Jesus tells a story, a parable, to illustrate his point. We like to see ourselves as the youngest son who comes to his senses when he hits bottom (eating with the pigs is pretty much the bottom).We take our cue of who God is by focusing on the loving father. We make sure that we have this father run down the road to greet us. The welcome of the father captures our emotions. But that is not the clincher of the story. Jesus does more than welcome sinners; he eats with them. The father in the parable does more than embrace and kiss his younger son after he has wasted his inheritance. He wants a meal to celebrate with him and for him.

It is not enough for the younger son to say, “I’m sorry.” The father must have a meal before the reconciliation is complete. All is not healed between father and son until the fattened calf is prepared and the music and dancing begin. For Jesus, the essence of conversion or repentance was accepting a God who would eat with the sinner and in this eating offer and celebrate a new way of life. The father is not satisfied until the younger son accepts from his father a meal and so opens the way to a new life.

You see, the younger son wanted to be treated by his father as a hired worker. He wanted to give up his identity as son and eat with the workers. But the father refuses to allow the younger son to give up his identity. And to make his point, he will have a meal worthy of a son.

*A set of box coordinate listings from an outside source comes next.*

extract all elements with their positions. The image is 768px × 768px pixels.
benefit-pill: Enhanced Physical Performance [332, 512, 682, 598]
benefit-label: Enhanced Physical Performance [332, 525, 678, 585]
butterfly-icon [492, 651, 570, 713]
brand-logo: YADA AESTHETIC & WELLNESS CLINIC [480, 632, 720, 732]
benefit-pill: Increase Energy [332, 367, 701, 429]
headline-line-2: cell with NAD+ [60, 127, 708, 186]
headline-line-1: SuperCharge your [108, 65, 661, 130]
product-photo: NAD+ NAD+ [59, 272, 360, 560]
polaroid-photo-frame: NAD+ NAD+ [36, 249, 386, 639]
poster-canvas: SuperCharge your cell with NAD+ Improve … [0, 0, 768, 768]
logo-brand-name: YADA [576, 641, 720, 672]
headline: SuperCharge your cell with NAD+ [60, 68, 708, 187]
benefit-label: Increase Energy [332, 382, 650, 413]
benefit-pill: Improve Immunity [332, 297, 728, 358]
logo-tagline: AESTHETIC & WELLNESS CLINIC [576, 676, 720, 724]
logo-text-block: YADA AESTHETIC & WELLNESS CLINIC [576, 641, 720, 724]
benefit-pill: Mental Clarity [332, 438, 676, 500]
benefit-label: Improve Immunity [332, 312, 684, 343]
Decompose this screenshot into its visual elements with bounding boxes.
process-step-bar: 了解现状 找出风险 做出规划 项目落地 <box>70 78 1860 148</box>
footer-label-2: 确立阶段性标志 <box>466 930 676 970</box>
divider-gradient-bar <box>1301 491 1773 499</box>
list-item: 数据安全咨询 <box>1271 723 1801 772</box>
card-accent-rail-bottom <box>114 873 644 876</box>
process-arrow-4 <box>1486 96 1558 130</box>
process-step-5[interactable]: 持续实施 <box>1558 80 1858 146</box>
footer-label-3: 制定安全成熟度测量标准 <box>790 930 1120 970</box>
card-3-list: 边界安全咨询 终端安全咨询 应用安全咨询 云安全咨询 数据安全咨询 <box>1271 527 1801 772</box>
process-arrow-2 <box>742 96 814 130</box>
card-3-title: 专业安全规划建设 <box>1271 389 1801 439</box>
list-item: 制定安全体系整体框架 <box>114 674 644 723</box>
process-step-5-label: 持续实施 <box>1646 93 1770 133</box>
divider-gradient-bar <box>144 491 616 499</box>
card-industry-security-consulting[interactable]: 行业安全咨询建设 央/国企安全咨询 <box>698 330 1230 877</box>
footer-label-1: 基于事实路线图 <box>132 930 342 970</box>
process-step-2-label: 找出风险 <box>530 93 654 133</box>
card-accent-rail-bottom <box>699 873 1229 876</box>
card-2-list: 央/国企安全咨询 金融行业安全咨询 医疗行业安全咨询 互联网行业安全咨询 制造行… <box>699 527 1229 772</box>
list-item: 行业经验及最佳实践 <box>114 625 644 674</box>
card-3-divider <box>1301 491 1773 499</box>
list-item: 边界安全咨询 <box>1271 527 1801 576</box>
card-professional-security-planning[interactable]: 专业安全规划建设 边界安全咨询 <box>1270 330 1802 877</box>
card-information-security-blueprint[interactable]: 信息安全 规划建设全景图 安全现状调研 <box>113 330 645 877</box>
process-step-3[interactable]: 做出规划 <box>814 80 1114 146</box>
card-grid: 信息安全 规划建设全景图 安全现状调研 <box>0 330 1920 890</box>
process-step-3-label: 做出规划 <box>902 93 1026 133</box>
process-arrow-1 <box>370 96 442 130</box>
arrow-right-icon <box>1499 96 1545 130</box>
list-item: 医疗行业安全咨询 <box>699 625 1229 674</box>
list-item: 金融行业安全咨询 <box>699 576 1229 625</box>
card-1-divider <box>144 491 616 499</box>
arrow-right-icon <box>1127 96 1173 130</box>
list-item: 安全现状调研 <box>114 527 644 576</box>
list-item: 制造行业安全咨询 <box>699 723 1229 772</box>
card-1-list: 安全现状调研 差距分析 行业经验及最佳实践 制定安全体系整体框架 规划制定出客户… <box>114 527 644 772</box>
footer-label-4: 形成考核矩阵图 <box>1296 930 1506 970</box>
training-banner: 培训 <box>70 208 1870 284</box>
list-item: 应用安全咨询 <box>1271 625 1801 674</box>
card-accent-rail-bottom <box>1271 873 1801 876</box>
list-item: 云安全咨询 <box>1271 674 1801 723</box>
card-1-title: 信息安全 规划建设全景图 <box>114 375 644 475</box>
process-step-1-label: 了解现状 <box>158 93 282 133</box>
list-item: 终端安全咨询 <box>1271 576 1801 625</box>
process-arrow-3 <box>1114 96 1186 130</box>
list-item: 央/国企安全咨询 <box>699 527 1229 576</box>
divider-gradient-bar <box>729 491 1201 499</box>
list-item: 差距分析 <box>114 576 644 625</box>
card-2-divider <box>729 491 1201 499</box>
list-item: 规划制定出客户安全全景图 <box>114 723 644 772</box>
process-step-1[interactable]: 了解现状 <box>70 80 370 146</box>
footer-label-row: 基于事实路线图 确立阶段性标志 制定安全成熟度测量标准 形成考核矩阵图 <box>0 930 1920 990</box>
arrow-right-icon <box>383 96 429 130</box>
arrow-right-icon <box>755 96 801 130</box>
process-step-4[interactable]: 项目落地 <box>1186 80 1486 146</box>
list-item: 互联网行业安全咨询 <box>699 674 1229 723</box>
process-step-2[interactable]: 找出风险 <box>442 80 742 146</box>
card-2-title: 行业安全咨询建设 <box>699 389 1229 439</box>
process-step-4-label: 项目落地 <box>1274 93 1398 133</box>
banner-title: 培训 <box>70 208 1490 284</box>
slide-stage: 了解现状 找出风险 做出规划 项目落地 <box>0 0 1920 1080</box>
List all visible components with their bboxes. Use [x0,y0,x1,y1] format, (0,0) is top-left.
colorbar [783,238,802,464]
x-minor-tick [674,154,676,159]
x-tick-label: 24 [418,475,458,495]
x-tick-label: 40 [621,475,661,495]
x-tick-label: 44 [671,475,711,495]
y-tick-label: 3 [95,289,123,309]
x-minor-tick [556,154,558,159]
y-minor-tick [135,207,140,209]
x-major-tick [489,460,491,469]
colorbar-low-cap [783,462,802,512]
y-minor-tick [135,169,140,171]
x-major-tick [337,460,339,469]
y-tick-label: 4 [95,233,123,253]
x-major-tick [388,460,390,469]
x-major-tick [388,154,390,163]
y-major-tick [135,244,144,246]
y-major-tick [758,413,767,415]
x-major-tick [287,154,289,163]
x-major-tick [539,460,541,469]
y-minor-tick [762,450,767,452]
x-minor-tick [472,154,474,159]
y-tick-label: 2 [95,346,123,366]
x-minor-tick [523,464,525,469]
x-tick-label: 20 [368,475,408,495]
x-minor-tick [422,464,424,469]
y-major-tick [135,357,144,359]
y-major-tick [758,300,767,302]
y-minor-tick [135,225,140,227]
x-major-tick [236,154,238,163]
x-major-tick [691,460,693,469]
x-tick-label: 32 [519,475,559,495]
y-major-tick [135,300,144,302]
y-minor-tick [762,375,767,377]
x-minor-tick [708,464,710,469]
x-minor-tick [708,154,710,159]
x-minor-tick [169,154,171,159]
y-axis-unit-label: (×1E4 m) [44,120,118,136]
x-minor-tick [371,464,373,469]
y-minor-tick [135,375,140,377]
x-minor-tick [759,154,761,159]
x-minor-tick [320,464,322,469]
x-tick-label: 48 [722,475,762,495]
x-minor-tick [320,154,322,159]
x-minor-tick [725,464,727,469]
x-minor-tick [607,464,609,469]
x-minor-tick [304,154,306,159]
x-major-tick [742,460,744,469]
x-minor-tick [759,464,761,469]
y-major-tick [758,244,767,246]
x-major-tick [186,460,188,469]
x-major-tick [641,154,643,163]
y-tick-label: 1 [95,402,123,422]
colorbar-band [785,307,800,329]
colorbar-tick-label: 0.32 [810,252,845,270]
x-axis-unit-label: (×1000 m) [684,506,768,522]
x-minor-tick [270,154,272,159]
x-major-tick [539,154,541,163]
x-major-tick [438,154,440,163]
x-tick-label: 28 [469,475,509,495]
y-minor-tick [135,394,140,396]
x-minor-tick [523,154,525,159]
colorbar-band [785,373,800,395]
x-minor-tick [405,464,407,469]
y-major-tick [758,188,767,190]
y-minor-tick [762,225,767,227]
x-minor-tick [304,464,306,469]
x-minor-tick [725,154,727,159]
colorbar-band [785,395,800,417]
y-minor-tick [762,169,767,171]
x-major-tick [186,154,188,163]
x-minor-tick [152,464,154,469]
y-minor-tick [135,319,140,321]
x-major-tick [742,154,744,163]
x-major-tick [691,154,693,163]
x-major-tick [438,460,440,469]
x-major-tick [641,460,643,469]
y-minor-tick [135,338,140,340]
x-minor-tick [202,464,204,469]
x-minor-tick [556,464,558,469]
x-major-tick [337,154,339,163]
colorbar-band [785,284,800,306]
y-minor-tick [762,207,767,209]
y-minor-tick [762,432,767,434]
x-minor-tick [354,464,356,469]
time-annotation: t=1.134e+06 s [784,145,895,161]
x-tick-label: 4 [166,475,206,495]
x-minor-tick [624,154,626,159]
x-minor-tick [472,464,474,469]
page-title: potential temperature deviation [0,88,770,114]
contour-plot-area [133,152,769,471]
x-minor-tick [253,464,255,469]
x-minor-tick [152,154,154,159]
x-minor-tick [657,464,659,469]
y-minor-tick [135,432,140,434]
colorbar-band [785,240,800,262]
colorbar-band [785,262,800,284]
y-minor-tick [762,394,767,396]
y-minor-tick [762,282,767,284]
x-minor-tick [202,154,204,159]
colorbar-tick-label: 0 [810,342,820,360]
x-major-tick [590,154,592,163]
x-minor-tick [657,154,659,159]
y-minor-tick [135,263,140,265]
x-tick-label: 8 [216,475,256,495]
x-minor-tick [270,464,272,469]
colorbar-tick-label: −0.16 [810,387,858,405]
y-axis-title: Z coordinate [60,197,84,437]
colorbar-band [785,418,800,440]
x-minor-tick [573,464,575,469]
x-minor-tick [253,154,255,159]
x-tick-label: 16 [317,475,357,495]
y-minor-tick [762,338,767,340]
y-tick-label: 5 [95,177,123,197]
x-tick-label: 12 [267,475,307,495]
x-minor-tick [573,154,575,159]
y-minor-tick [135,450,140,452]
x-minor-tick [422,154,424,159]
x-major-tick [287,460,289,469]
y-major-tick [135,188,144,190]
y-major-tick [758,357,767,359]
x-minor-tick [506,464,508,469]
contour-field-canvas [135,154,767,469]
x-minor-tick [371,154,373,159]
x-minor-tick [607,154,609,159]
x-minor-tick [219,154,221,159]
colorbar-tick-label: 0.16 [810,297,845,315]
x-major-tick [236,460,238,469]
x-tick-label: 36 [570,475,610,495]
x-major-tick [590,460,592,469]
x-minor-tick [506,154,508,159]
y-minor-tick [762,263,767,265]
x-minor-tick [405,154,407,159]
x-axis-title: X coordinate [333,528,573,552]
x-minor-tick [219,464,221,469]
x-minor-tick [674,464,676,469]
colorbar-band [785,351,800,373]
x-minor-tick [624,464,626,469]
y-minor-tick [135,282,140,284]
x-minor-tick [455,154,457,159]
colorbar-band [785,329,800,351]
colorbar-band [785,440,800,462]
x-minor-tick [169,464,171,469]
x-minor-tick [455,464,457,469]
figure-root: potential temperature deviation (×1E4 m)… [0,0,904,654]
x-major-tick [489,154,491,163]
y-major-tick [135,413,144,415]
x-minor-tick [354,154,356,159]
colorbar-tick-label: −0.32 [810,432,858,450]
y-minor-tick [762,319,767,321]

These are not actions and stories from the past. This act of God eating with sinners and sinners finding a new identity through this God who shares a meal with them is happening right now. Right now we are hearing the story about a God who risks all to eat with his sinful people. Very soon now the meal will become a reality for us too. The Risen Jesus will offer us food again. He does not offer us a meal because we are worthy or pure or clean or have got our lives straightened out. He offers us food because we have heard of him and come to listen to him; he offers us a simple meal because he knows we are sinners struggling to find our way. Jesus joins our meal and transforms it so that when we are through eating we will be a new people with a new identity in him. Or as Paul says today, we will be a new creation. This very morning God is not only embracing us and holding us as his own, he is offering us a meal that brings him and us together in the intimacy that sharing food holds within it. On the way to death, to walk into the depths of sin, Jesus leaves us a meal with him not because we are his best followers. Better he leaves us this meal so that we will remember that when we are lost, broken, estranged, afraid and without identity, he is there in the sharing of bread and wine to say you are still children of God, human beings in his image.

If we find ourselves among those broken people, those sinners, the dissipated younger son, even perhaps the self-righteous older son, then the Eucharist is for us. Jesus comes to the table. To us Jesus says, “I am not afraid to share and live your brokenness, your death. I will eat your food. And you, take my food, and find in it the way to wholeness, the way of love, the way of healing. When we eat together in this way, then truly God and humanity are made whole. This is why I have come: that we, the Father, the Son and all the Father’s children, may eat together and sing and dance to the original rhythm of love and fidelity.”